Y yo me resisto a seguir en esta línea seguramente porque todavía no he llegado al fin de mi capacidad para analizar lo que pasa. Sabes que nadas contracorriente y que casi no tiene sentido seguir así. Esperemos que las redes no corten el vuelo a este post, por no ser políticamente correcto, dentro de esa colonización mental que hoy existe.

En cualquier caso seguiré dando mi punto de vista sobre los temas de actualidad social. Entre los que como no puede ser de otro modo está presente la destitución de un cura por el obispo de Getafe. No nos gustan las actitudes prepotentes, pero la obediencia que se debe a un pastor es algo que prometen solemnemente los sacerdotes. Que se salgan de tiesto para cuestionar a su obispo parece que es hoy moneda corriente.

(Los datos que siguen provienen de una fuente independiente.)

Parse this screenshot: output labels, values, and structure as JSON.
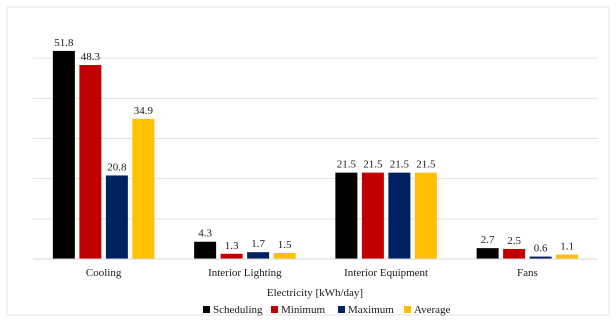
{
  "chart_data": {
    "type": "bar",
    "categories": [
      "Cooling",
      "Interior Lighting",
      "Interior Equipment",
      "Fans"
    ],
    "series": [
      {
        "name": "Scheduling",
        "color": "#000000",
        "values": [
          51.8,
          4.3,
          21.5,
          2.7
        ]
      },
      {
        "name": "Minimum",
        "color": "#c00000",
        "values": [
          48.3,
          1.3,
          21.5,
          2.5
        ]
      },
      {
        "name": "Maximum",
        "color": "#002060",
        "values": [
          20.8,
          1.7,
          21.5,
          0.6
        ]
      },
      {
        "name": "Average",
        "color": "#ffc000",
        "values": [
          34.9,
          1.5,
          21.5,
          1.1
        ]
      }
    ],
    "title": "",
    "xlabel": "Electricity [kWh/day]",
    "ylabel": "",
    "ylim": [
      0,
      60
    ],
    "grid": true,
    "legend": "bottom",
    "data_labels": true
  }
}
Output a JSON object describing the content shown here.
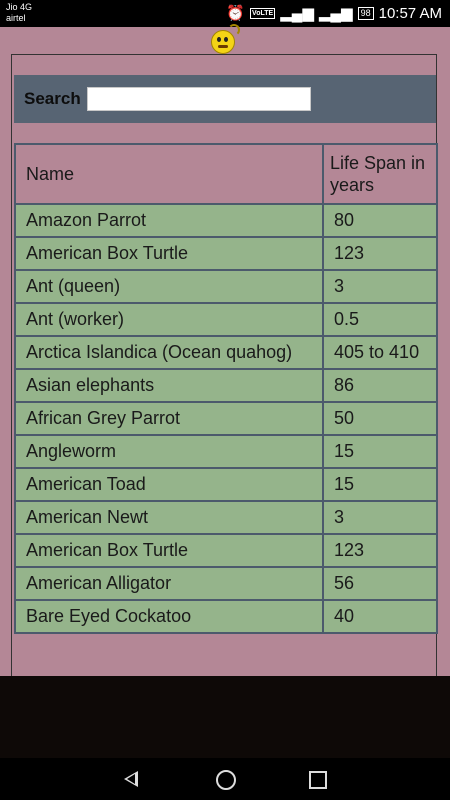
{
  "status_bar": {
    "carrier_1": "Jio 4G",
    "carrier_2": "airtel",
    "volte": "VoLTE",
    "battery": "98",
    "time": "10:57 AM"
  },
  "search": {
    "label": "Search",
    "value": "",
    "placeholder": ""
  },
  "table": {
    "headers": [
      "Name",
      "Life Span in years"
    ],
    "rows": [
      [
        "Amazon Parrot",
        "80"
      ],
      [
        "American Box Turtle",
        "123"
      ],
      [
        "Ant (queen)",
        "3"
      ],
      [
        "Ant (worker)",
        "0.5"
      ],
      [
        "Arctica Islandica (Ocean quahog)",
        "405 to 410"
      ],
      [
        "Asian elephants",
        "86"
      ],
      [
        "African Grey Parrot",
        "50"
      ],
      [
        "Angleworm",
        "15"
      ],
      [
        "American Toad",
        "15"
      ],
      [
        "American Newt",
        "3"
      ],
      [
        "American Box Turtle",
        "123"
      ],
      [
        "American Alligator",
        "56"
      ],
      [
        "Bare Eyed Cockatoo",
        "40"
      ]
    ]
  },
  "icons": {
    "status": [
      "alarm-icon",
      "volte-icon",
      "signal-icon",
      "signal-icon",
      "battery-icon"
    ],
    "nav": [
      "back-icon",
      "home-icon",
      "recents-icon"
    ],
    "app": "emoji-icon"
  },
  "colors": {
    "page_bg": "#b48796",
    "search_bar_bg": "#576473",
    "row_bg": "#95b48b",
    "grid_line": "#4c5a6c"
  }
}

Veinte años en un lugar son muchos años, los suficientes para que la poltrona de la comodidad o de las relaciones sociales hagan perder de vista que el sacerdote es un siervo al servicio del pueblo de Dios.

La defensa del buen nombre del sacerdote me parece un acto de fidelidad por parte del Consejo Pastoral, pero también lleva un aguijón venenoso hacia el obispo. ¿Cuál es su posición querido lector?. ¿Debemos cuestionar las decisiones de los superiores o sencillamente nos montamos un acto de protesta pública y mediática para sentirnos víctimas y agredidos?.

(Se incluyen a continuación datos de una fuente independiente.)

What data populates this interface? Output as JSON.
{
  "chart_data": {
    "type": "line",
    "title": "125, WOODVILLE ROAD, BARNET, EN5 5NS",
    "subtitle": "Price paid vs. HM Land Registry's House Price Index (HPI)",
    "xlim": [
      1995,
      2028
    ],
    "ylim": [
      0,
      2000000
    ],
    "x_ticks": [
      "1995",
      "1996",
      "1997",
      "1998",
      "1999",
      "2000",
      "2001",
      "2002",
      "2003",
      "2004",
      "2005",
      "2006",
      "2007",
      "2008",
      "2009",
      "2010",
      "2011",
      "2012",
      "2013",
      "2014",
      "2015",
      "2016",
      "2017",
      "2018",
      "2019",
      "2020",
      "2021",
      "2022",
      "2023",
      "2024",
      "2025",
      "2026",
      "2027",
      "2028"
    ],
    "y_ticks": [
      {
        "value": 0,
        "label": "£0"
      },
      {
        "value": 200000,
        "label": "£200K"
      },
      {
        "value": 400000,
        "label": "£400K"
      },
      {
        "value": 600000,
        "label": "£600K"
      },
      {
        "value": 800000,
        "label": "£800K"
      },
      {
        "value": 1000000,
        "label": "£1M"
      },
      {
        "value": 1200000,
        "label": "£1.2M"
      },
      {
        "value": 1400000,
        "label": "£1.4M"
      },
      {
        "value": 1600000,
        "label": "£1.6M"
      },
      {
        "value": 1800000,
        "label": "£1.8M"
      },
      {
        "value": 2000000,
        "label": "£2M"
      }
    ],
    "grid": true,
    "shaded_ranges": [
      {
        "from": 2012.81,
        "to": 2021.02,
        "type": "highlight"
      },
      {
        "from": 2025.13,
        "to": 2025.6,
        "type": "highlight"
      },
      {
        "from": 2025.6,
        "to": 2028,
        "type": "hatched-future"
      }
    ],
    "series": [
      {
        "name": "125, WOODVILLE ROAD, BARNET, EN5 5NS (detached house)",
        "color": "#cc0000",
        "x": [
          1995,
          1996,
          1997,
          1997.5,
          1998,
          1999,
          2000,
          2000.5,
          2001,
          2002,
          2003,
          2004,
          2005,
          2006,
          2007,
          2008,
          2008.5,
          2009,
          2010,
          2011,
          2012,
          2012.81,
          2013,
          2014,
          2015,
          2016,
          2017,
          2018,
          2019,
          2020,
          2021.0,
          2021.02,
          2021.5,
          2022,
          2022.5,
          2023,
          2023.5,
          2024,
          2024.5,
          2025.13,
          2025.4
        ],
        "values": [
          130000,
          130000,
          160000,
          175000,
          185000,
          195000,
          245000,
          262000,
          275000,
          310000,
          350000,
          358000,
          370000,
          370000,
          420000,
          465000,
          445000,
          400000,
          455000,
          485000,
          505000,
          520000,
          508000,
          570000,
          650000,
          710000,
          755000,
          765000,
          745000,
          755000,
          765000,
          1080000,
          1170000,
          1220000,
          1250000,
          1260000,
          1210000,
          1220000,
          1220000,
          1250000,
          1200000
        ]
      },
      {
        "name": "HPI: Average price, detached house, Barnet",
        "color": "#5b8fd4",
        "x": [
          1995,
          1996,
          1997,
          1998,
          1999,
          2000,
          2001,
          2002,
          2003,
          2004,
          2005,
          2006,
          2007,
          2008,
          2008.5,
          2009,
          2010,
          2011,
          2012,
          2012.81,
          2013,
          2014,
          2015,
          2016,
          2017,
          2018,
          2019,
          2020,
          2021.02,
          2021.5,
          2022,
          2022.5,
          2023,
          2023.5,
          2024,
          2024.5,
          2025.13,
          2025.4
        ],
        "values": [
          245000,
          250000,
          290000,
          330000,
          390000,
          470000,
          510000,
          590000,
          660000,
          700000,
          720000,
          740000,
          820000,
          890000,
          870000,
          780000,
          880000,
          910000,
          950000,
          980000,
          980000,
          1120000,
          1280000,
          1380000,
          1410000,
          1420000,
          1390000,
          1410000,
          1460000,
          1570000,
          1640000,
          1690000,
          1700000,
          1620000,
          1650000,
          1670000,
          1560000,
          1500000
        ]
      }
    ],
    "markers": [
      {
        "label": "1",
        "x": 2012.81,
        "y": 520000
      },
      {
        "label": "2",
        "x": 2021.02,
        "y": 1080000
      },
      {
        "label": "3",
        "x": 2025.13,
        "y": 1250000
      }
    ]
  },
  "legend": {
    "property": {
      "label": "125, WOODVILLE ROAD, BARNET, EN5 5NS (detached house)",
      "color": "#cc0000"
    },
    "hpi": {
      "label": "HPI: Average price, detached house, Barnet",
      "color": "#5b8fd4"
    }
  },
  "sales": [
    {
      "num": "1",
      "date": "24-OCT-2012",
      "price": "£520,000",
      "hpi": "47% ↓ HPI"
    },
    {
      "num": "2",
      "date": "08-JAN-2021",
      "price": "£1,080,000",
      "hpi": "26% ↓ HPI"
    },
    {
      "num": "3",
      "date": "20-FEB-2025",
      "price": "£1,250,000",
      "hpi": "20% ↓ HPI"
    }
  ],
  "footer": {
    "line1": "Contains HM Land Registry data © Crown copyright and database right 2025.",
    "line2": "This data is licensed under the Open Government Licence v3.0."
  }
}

Hoy que canonizan a la Madre Teresa de Calcuta que supo vivir en fidelidad a Dios pese a su sequedad interior, esa noche oscura de más de cincuenta años. Nos recuerdan sus escritos que se dio del todo a la voluntad de Dios para sentirse como los abandonados de la sociedad, pobre entre los pobres, con el sufrimiento del abandono de Dios en su interior, pero siendo fiel a la llamada, a la oración, al servicio.

Qué ejemplo más diferente de quienes montan discordias en los medios para llamar la atención sobre su caso y por el camino dejar a los pies de los caballos a su obispo.